Le récit de Janelle : faire preuve de résilience et défendre ses propres droits
La SP se manifeste différemment d’une personne à l’autre et elle frappe sans discrimination, peu importe l’âge, le genre et l’origine ethnique. Malgré cela, les membres de la communauté noire ayant la SP ne sont pas toujours pris au sérieux, et les symptômes qu’ils éprouvent sont parfois ignorés ou négligés.
Janelle s’est livrée sur son expérience en tant que femme noire atteinte de SP. Elle nous a également parlé de l’importance de la représentation et de ce qui lui a permis d’apprendre à défendre ses droits et ses intérêts.
« Lorsque j’ai consulté mon médecin à propos de mes premiers symptômes de SP, j’ai vraiment eu l’impression qu’il pensait que ces manifestations de la maladie n’existaient que dans ma tête. La sensation de picotements extrêmes que j’éprouvais, mon incapacité à courir et l’impression que j’avais de ne pas pouvoir bouger ne l’ont absolument pas alarmé, et ce, jusqu’à ce qu’il voie les résultats de mon premier examen par IRM.
« D’après certains médecins, si vous êtes noir et Canadien de première génération, vous ne pouvez pas avoir la SP. Suivant leur raisonnement, mes parents, originaires de la Barbade, avaient forcément un taux de vitamine D adéquat et, par conséquent, cela devait également être mon cas. La vérité est que ma mère vit au Canada depuis l’âge de 10 ans et que ma famille et moi n’avons pu nous rendre à la Barbade aussi souvent que nous l’aurions souhaité.

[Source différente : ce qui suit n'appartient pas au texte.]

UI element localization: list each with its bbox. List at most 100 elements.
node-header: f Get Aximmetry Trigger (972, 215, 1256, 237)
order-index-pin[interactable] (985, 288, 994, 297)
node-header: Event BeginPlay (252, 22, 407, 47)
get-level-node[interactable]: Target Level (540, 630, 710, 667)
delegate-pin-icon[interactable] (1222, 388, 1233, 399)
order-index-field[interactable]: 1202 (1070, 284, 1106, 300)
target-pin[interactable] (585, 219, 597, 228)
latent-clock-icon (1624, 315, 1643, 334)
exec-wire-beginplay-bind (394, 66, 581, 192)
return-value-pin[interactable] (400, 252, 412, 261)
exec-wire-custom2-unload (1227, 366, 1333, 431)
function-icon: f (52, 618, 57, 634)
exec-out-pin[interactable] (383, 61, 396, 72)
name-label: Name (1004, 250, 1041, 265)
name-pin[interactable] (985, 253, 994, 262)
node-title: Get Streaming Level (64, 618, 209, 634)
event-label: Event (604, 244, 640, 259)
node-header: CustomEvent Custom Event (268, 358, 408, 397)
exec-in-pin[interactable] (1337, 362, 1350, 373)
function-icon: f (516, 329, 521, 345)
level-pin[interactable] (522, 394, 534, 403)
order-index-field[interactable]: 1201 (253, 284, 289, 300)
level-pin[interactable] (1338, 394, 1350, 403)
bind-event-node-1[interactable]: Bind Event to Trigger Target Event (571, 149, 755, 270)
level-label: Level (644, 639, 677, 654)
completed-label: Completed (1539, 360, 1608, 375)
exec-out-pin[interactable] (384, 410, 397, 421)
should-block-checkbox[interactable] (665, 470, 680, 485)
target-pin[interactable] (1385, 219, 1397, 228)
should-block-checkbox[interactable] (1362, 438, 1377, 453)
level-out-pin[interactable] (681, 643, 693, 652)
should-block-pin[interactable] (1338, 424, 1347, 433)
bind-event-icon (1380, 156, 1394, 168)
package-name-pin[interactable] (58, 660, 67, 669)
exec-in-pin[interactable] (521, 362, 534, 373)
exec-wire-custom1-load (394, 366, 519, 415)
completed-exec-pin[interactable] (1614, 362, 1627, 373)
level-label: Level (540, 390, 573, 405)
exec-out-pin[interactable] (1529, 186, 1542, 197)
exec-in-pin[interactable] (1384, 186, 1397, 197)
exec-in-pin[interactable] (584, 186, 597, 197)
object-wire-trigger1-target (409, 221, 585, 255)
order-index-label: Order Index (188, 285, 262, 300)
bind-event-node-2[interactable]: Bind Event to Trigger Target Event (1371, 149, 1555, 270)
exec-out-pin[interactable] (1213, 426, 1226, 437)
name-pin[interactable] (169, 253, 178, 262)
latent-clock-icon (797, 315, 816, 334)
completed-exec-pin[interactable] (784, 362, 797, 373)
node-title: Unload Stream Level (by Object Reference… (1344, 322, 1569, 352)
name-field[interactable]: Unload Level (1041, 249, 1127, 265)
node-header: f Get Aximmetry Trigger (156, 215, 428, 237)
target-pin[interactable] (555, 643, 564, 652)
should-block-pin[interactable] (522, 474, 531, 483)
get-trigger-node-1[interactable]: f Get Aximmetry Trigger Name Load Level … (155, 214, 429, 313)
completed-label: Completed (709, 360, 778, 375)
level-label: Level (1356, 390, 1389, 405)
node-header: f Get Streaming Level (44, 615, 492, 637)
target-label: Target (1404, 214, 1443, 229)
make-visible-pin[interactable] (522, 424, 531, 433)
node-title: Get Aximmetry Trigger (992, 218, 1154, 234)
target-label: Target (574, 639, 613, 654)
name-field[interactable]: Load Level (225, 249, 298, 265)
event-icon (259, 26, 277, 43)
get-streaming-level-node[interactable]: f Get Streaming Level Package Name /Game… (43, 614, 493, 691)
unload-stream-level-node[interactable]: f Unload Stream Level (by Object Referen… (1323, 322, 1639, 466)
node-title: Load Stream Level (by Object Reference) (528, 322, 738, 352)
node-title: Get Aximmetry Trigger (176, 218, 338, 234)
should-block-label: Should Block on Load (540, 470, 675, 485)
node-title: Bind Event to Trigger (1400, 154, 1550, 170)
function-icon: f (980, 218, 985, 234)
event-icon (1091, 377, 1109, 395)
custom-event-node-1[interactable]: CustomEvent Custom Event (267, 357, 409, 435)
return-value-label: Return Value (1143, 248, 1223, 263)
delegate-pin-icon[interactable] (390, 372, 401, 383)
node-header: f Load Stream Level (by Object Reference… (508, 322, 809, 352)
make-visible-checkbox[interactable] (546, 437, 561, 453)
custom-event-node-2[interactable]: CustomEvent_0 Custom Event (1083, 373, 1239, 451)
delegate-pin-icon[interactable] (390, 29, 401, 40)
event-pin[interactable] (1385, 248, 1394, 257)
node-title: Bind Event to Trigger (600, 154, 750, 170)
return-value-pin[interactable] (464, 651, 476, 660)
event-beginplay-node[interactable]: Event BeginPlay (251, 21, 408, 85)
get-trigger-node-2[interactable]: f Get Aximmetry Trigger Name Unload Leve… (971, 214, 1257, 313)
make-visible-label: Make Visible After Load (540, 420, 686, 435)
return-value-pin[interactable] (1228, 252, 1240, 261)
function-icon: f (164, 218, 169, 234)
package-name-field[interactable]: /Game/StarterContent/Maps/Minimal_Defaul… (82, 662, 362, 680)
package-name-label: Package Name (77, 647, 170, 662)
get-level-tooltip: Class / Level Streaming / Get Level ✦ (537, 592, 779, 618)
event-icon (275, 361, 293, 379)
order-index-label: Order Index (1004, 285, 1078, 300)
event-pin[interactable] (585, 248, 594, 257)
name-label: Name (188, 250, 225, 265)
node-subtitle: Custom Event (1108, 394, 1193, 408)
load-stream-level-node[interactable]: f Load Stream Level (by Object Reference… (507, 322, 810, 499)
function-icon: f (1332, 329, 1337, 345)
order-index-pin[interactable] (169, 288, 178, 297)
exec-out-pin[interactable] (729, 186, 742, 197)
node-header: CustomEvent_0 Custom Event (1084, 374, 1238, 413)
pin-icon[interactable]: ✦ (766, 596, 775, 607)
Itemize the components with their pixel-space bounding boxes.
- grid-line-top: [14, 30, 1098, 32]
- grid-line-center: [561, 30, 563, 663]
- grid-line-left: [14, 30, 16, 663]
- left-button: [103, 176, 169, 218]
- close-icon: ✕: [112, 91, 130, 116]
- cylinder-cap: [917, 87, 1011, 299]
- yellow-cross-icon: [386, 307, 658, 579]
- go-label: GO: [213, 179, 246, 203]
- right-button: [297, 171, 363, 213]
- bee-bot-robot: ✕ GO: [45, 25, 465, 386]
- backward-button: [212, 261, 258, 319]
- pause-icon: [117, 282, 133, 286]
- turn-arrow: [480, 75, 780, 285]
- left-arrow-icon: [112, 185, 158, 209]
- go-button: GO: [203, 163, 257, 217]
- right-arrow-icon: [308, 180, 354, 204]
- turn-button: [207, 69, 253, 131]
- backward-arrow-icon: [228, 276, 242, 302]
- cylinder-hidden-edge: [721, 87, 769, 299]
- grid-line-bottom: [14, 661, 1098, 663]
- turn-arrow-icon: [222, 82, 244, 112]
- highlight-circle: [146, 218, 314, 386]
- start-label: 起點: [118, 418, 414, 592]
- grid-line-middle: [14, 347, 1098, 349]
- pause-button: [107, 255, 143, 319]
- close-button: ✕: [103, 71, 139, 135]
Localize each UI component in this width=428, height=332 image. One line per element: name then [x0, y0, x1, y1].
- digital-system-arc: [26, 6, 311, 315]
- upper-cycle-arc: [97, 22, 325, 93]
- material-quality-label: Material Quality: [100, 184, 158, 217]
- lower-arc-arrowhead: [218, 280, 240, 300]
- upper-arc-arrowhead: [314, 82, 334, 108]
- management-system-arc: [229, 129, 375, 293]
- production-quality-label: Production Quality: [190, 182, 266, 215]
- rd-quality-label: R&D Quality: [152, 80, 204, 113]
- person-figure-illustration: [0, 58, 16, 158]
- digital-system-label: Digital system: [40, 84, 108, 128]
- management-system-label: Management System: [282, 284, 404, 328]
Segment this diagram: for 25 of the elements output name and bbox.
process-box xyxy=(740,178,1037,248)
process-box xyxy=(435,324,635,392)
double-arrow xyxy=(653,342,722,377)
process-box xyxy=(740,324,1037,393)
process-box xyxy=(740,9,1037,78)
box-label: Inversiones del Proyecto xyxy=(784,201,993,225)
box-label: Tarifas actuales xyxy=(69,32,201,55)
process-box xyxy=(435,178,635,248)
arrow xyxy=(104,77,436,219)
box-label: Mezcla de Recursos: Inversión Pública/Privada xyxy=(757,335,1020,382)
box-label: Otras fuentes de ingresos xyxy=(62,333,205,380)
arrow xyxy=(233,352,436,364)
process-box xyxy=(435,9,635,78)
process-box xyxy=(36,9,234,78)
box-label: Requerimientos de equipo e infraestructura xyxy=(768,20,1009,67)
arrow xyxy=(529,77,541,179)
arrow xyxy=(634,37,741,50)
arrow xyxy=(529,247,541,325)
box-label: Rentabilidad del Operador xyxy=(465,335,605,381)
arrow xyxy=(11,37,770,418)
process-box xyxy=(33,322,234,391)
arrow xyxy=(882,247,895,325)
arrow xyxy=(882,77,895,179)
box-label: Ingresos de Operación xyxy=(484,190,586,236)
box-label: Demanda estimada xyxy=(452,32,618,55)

« En tant que personne de couleur, j’éprouve énormément de respect pour mes ancêtres et la lutte qu’ils ont dû mener pour surmonter l’adversité et les obstacles qui se dressaient devant eux. Je compte une arrière-grand-mère qui a appris à lire et un arrière-grand-père qui a travaillé dans une plantation de canne à sucre. Tous deux ont lutté pour que leurs enfants et petits-enfants aient des droits. Je suis, moi aussi, déterminée à transmettre quelque chose en héritage à mes deux enfants, et je tiens à montrer à ces derniers que, malgré les difficultés, comme celles que m’impose parfois la SP, ils pourront accomplir tout ce qu’ils auront décidé de faire.
« C’est l’une des raisons pour lesquelles, selon moi, il importe de montrer que la SP peut toucher n’importe qui, sans égard au genre ou à la couleur de la peau!
« L’un des obstacles majeurs que vous avez à surmonter lorsque vous êtes une femme noire est le fait que vous devez expliquer aux médecins que vous souhaitez prendre votre santé en main. Il arrive en effet que le chemin qu’ils veulent vous voir emprunter ne vous convienne pas. Je veux vivre pour moi-même et mes enfants sans que quiconque ait à me dicter quoi que ce soit.
« Vivant avec la SP depuis plusieurs années, je sens que j’ai finalement voix au chapitre lorsque vient le moment de prendre des décisions à propos de ma santé. Maintenant, je n’hésite plus à demander aux médecins qu’ils m’expliquent pourquoi je devrais prendre tel ou tel médicament et pourquoi nous ne pourrions pas opter pour une approche plus holistique. Je tiens à jouer un rôle actif dans la prise des décisions qui concernent mon corps.
« Si vous avez l’impression de ne pas pouvoir faire entendre votre voix lorsque des décisions doivent être prises au sujet de votre santé, faites appel à quelqu’un en qui vous avez confiance et qui saura faire valoir vos besoins. Luttez pour vivre comme vous l’entendez, car la SP n’est pas ce que vous êtes, mais plutôt quelque chose que vous avez. »
Les récits comme celui de Janelle nous rappellent l’importance de la représentation. Le Mois de l’histoire des Noirs nous donne l’occasion, quant à lui, de faire entendre la voix de gens qui enrichissent notre collectivité tous les jours de l’année.